江离拿着那张病危通知书,手抖到花了好几分钟才写完自己的名字。
愧疚,心疼,痛恨,排山倒海一般扑面而来压得江离喘息艰难。
恍惚中,她注意到了床头的一束鲜花,花瓣还很鲜嫩,明显是被送来不久,花瓣中夹着一张卡片。
江离拿起来一看,上面简单地写着“祝您早日康复”几个大字,但是左下角龙飞凤舞的签名,却深深刺痛了江离的心脏。
“宫尘夜。”
是他!是他亲自,或者派人来跟母亲说了什么刺激她的话,才让母亲陷入生命危险!!
江离不想相信,却又不得不信。
以宫尘夜对她深入骨髓的恨,怎么满足于紧紧是对父亲动手!
这个认知成为了压死骆驼的最后一课稻草,让江离心中一直在坚持的事情出现了裂缝,并且迅速蔓延扩大。
宫尘予在法院门口的话不受控制地响彻在江离的脑海中。
“如果不是你多事救了他,我不会对江家下手的。”
“你看看你自己,多可悲。”
……
是啊,她就是可悲又可恨,当年,如果不是她对宫尘夜执念太深,如果当年她没有遇见她,现在就不会是这个局面。
骨肉分离,家破人亡,都是她一手造成的。
江离握住母亲的手,一声一声说着对不起。
第二天天快要亮的时候江离才勉强睡了几分钟,母亲还在昏迷中,丝毫没有要醒来的迹象。
医生说三天内病人如果还不醒,他们也无能为力了。
但眼下还有一件棘手的事情。
江离面对甩在面前的一大堆收费单,无助地祈求医护人员再多宽限几天。
小护士冷漠地直言拒绝:“江小姐,我们已经一再延后过收费了,但这里毕竟是医院,不是慈善机构。今天我们就会直接停药,如果您下午六点之前不能把所有的费用补齐,还请您和病人收拾东西离开。”

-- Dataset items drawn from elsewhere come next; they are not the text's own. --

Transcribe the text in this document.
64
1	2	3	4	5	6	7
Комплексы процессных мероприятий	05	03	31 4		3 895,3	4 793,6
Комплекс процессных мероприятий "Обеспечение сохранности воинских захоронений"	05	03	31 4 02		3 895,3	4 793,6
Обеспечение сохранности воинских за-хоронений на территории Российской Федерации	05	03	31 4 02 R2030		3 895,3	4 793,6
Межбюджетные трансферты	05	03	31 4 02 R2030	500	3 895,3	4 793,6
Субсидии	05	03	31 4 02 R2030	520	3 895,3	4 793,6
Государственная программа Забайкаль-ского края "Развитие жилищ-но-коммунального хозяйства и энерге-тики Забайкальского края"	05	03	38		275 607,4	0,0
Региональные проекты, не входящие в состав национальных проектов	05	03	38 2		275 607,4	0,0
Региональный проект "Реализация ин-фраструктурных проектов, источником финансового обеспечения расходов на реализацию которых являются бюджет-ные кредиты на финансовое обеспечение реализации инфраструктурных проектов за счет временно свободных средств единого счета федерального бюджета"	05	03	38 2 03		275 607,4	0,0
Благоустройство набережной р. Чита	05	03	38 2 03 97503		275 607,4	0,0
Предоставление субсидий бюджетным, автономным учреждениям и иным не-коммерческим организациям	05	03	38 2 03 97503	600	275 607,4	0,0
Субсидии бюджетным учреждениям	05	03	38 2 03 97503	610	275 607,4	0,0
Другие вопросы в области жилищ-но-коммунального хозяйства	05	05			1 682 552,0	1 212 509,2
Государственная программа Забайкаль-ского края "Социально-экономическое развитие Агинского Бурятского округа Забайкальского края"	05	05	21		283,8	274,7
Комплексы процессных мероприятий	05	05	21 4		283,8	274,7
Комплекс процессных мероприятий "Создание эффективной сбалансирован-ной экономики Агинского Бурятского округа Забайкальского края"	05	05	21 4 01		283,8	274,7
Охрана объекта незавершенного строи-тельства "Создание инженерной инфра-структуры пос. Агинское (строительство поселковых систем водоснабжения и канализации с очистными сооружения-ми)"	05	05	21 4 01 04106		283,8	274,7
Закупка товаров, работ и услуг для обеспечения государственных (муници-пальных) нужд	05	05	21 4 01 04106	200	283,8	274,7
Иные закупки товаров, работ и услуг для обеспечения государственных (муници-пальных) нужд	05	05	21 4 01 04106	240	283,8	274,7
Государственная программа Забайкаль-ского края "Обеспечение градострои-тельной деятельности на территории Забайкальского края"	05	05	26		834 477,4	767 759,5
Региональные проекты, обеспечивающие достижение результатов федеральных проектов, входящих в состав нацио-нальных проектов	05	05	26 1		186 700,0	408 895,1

“我会交的!我一定会交的!能不能求求你们不要停药,你们很清楚她现在的情况还很危险!我下午就去筹钱!”
她低三下四地苦苦哀求着小护士,对方却嫌恶地一把甩开了她的手,“你跟我说没用,医院规定就是这样,除非医院是你家开的!”
小护士说完大步往外走,江离踉跄着脚步追了出去,一路拉着护士的衣袖不断恳求,瞬间吸引了走廊里所有的目光。
“这是在闹什么!”走出电梯的院长怒声呵斥,同时小心翼翼地扫了一眼身边高大的男人,生怕对方以为他管理无方,取消投资。
小护士赶忙小声汇报,把江离形容成了一个无理取闹的医闹家属。
江离慌乱地想要解释,却在目光触及到院长身边的那个身影时浑身一僵。
宫尘夜面无表情地看着这场闹剧,像是一个真正的陌生人一般无动于衷。